Wilson’s “Yada Yada Warden” is a hammer supported by twin pieces of wood giving it the swagger of a bowlegged cowboy. He has affixed a tongue to the hammer’s head and, to the tail, a parody of male genitals, complete with balls of steel. To me it represented sexual imperialism, male entitlement, perhaps even rape. However, this “kinetic shamanic totem” was intended as a tribute to Lenny Bruce’s relentless hammering away against censorship. (Its title comes from a Lenny Bruce routine.) And perhaps the way he distilled Bruce down to those “essentials” reflects the way all men are summarized and objectified: A handyman. A turkey baster. The sculpture is wedged between Frank King’s large format photos of a muscular, faceless man — “Humiliation” and “Without Consent” — bound by rope, and perhaps “muscle bound,” trapped by his own masculinity. Together they make a provocative statement, regardless of how you read them.
Coghlan’s series of photos of “cutters” was created for a project about fashion paraphernalia, and was intended to symbolize the extent to which people damage their bodies in the name of fashion and beauty. The photos packed an emotional wallop that sent me reeling. Literally. Only after I had recovered, sometime the next day, did I feel like I had been sucker punched. These photos were staged, the model bleeding the same Hershey’s chocolate syrup that coursed through Janet Leigh’s veins in “Psycho.” Moreover, the internal psychological mechanism behind self-injury is far removed from the external pressures behind foot binding, corseting, plastic surgery, and high heels. It is an interesting and well-intentioned but mixed metaphor which ultimately rings false.
Coghlan chose not to photograph actual cutters because he didn’t want to support that behavior. But is photographing a person with anorexia, for example, “encouraging her,” or does it extend a measure of detachment and objectivity which may help her to understand the misperception of her body?
The curators wrote in their statement, “We invite you to think critically, to debate, to listen, to change your mind….” So I changed my mind. And just maybe I need to lighten up a little bit.

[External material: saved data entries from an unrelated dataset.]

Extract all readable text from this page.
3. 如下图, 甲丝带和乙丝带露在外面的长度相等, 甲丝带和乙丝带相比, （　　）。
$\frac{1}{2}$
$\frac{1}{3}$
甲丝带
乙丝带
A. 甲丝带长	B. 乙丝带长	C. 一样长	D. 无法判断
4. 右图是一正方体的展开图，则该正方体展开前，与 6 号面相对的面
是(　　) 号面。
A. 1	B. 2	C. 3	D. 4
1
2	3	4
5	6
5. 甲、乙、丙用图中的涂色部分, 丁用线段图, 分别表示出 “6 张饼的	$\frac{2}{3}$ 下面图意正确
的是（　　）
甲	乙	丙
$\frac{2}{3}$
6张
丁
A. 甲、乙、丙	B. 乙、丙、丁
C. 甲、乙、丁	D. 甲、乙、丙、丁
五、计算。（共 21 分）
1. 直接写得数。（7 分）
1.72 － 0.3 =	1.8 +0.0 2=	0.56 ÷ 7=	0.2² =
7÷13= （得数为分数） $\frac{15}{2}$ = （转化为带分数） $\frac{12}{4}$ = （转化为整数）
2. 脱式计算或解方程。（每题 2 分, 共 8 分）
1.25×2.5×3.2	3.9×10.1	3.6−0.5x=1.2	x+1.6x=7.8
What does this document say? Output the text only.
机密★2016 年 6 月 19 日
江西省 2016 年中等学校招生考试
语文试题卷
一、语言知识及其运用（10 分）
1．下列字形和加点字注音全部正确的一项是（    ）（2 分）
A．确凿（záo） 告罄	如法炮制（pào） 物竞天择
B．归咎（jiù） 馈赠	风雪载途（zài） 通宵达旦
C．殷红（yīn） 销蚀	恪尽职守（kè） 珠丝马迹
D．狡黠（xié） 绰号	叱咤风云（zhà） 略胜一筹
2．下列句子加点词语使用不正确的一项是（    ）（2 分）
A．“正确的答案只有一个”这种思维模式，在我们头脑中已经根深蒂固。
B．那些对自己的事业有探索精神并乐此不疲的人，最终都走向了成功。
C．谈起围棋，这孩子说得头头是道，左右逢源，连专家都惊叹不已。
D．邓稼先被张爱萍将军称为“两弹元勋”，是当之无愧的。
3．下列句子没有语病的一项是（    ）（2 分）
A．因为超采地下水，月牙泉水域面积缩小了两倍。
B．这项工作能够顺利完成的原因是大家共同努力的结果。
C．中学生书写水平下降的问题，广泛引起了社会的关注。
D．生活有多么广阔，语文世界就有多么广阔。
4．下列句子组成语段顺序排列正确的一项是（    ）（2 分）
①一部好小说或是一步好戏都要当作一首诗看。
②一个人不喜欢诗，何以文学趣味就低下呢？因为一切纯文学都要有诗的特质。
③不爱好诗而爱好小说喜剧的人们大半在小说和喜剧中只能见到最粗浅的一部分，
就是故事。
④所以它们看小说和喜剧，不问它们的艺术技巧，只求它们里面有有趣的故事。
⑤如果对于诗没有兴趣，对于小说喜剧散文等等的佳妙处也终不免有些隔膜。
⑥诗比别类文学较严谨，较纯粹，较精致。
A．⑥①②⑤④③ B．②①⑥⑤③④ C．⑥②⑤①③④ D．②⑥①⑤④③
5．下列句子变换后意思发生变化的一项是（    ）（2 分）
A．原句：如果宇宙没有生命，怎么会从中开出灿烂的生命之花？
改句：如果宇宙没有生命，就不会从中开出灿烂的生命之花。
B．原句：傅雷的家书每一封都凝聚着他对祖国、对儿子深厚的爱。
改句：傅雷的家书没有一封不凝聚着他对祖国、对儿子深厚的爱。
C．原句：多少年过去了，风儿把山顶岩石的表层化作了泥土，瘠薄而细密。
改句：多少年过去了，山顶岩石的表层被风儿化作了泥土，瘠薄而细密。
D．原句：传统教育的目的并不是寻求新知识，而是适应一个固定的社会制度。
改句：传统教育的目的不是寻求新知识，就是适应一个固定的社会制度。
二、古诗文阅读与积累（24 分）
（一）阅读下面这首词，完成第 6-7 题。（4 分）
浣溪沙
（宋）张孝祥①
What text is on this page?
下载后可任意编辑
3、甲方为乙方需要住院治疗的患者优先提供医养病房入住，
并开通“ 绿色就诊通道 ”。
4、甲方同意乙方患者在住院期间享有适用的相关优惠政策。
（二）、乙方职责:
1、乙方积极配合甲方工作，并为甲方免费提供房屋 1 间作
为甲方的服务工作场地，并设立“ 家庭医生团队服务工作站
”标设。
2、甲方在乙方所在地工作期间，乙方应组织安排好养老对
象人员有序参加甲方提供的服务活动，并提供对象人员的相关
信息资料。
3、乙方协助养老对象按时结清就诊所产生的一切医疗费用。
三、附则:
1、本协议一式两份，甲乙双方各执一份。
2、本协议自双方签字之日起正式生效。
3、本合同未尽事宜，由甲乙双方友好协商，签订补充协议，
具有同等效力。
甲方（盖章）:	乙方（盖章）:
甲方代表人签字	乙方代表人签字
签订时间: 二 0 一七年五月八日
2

Not all body image perceptions come from visible attributes. Maia Huang has two hidden disabilities, fibromyalgia and Crohn’s disease. She writes in her statement, “My relationship to my body is a complicated one. On the one hand, I feel comfortable with the outward appearance of my body. I like the shape and physical features I’ve been endowed with. However, inside is a different story.” Huang believes that this has led to her career as an expressive arts therapist. Her mixed media painting, “Visitation,” portrays “a visitation with the divine, in a Christ-like pose of shared suffering and transcendence.”
Matthew Kowalski is a member of the Alameda Art Association and his work can also be found at their Alameda Towne Centre gallery. His inclusion in “Mirror Image” stems from his own invisible affliction: Homeless for 25 years, Kowalski felt that no one could see him, that he had “no face, no body that was acknowledged or validated.” However, his art was visible and acted as his “body image.” His “Radical Relief” abstract paintings intentionally rely upon found objects applied in print making as his contribution to reuse and repurposing. They are an expression of his positive self-image, and are the most emotionally as well as visually upbeat work in the show.
Frisbie St. is located at 204 Frisbie Street in Oakland. “Mirror Image” opens Friday, May 21, with a reception from 6 p.m. to 9 p.m. The exhibit continues on Saturday, May 22 from 2 p.m. to 9 p.m., and the closing reception is on Sunday, May 23, from 1 p.m. to 5 p.m.